First I discussed and demonstrated the basics of Cold Process Soapmaking. Yes, I know I should be wearing long sleeves – but it was so hot. We were so lucky to have my husband’s borrowed air conditioner form his office but the temperatures still got above 80 degrees in the Soap Instructional Lab; thus the short sleeves.
For the second part of my class each student was able to come up and weigh out one of the ingredients or try their hand at stick blending the soap. Notice the bag they are pouring out of. They are the Bramble Berry boilable fixed oil bags so that you can melt solid oils in the microwave or boil them. Plus, they are space saving from a shipping standpoint saving money and saving the planet through less packaging.
Every student ended up with 2 bars of soap that they fragranced and colored themselves. The bars use the nearly same recipe with the only difference being one had a superfat of 1% and the other 10.5%.
Next up, was Lori Nova sharing her incredible swirling and layering techniques.

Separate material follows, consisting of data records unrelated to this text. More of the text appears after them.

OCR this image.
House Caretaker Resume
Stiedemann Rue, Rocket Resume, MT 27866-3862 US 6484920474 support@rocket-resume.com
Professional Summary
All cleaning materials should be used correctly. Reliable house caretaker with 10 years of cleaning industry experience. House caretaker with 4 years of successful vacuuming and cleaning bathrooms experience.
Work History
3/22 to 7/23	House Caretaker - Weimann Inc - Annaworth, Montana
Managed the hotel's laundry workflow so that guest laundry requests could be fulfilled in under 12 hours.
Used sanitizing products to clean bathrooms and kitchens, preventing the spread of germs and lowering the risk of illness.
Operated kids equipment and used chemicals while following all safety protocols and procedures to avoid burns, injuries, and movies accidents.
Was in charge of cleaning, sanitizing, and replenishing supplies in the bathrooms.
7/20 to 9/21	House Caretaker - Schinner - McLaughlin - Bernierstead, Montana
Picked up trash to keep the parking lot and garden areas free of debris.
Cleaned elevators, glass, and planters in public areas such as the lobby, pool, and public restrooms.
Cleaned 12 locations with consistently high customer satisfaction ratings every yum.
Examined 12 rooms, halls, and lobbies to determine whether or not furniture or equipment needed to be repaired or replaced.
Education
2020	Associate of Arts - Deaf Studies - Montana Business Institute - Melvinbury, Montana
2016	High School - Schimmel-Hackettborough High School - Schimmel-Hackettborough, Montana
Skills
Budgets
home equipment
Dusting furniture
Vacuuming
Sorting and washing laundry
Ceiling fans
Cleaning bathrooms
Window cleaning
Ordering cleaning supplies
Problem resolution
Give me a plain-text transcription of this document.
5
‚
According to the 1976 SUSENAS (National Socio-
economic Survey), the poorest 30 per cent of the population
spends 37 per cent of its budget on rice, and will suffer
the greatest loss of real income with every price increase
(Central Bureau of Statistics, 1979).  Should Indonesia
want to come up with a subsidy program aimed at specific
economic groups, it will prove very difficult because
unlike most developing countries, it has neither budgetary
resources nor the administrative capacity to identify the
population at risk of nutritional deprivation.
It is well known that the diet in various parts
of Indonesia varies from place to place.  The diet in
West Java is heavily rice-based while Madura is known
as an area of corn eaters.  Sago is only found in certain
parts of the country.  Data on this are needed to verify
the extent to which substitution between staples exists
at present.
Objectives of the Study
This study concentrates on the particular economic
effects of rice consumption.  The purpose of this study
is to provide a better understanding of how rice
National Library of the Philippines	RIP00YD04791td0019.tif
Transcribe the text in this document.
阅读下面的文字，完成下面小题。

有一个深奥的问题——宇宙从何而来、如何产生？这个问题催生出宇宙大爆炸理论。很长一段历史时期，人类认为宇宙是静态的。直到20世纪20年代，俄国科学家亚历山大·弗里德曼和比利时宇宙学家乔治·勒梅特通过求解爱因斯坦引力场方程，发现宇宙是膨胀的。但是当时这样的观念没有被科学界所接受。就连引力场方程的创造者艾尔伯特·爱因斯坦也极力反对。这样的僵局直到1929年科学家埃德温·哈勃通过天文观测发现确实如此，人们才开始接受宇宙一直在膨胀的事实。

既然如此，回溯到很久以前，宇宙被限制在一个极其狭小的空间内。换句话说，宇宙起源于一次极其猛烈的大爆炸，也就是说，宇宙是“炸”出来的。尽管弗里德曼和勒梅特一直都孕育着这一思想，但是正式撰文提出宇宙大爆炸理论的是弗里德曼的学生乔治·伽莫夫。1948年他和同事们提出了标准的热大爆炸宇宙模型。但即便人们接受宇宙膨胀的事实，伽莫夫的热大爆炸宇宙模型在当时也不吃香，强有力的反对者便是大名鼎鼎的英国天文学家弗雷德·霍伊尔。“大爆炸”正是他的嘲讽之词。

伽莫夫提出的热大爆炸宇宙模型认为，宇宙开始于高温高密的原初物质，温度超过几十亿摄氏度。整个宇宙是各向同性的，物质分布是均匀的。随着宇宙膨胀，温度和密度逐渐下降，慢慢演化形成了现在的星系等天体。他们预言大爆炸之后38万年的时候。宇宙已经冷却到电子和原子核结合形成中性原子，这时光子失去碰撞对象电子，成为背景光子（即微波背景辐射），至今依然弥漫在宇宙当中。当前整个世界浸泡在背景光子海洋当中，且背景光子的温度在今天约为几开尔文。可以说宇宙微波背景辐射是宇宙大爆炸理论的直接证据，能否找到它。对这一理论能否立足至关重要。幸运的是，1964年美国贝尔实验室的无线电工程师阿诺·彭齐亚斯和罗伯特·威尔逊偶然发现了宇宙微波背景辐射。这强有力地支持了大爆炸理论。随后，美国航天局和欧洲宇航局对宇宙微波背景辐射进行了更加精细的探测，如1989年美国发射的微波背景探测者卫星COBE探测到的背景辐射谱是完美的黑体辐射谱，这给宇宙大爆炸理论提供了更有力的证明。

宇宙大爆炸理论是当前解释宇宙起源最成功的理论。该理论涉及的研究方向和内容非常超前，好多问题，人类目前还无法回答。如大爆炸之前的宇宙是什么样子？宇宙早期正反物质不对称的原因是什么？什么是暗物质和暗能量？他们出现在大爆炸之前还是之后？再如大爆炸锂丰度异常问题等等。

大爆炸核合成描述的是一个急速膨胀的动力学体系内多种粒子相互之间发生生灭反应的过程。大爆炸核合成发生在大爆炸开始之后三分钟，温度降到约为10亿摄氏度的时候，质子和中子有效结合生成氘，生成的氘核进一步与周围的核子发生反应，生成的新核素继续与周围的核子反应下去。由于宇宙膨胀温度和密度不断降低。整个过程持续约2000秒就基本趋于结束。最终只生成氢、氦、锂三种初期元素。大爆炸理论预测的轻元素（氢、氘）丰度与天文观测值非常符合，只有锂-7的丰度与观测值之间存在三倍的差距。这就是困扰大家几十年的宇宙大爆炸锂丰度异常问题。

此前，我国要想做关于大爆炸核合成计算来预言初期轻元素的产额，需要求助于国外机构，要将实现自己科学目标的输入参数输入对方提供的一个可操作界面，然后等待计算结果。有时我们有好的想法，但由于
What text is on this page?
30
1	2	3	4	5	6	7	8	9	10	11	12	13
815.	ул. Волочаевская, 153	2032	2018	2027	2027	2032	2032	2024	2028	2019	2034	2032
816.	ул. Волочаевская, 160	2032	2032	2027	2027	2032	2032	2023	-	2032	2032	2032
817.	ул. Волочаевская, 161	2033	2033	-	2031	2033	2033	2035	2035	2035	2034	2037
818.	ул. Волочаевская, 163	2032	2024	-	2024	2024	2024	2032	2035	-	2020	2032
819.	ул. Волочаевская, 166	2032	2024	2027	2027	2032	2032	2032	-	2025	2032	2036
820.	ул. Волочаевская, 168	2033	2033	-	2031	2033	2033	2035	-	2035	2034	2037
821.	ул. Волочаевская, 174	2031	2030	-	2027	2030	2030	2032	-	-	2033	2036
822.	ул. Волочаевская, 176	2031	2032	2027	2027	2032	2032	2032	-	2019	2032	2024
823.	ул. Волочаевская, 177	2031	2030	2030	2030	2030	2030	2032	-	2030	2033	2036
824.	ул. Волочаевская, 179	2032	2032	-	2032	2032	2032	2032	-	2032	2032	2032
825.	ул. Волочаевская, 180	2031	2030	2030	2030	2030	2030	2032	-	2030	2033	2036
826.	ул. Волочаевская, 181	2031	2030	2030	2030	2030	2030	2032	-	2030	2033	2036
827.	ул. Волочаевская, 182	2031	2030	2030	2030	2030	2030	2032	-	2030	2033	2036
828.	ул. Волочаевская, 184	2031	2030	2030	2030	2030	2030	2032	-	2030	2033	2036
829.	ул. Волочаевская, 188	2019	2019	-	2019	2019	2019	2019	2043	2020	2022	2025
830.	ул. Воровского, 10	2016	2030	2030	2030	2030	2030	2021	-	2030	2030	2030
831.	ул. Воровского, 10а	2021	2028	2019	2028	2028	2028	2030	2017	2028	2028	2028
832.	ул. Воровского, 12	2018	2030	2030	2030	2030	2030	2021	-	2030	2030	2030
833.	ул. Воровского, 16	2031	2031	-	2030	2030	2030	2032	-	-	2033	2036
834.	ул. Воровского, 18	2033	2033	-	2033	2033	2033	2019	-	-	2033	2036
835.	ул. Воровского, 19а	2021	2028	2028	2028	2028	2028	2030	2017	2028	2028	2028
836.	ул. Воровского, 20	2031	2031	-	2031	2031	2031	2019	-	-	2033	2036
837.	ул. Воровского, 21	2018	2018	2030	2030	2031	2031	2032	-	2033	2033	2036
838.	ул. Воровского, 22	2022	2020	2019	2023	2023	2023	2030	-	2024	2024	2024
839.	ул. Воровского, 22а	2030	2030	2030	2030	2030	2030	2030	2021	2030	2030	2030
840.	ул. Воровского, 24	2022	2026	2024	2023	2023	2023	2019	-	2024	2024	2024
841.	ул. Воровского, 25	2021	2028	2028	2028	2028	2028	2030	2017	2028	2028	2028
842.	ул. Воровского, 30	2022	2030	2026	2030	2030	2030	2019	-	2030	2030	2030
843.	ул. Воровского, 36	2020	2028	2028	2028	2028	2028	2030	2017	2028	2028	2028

Lori generously shared her award winning and precise way of swirling soap perfectly. Her method of soaping is detail oriented and she keeps copious notes for every batch, assuring that she can replicate every success, every time.
Here is one of the completed soap batches getting ready to be covered and insulated. Can you believe she actually made this gorgeous soap while 15 people watched? Lori is the consumate professional who kept cool and delivered a perfect batch of soap, even with questions being fired at her from left and right.
Finally, Jill ended the day with a hands-on lotion making class. She has a wonderfully organized way of teaching lotion making in stations all around the class room. We had a bit of a kerfuffle when beeswax was put out instead of emulsifying wax. No one could figure out just why our perfect, fail-safe lotion recipe wasn’t turning out until we realized that the emulsifying wax container was filled with bleached beeswax. Whoops. We quickly reset and everyone made perfect lotions with just a little delay. The mishap proved two things: beeswax isn’t the best emulsifier and that everyone makes mistakes. So, if you want to lessen your chance of mistakes, do the Lori Nova method of taking copious notes and follow a preparation check-list, each and every time.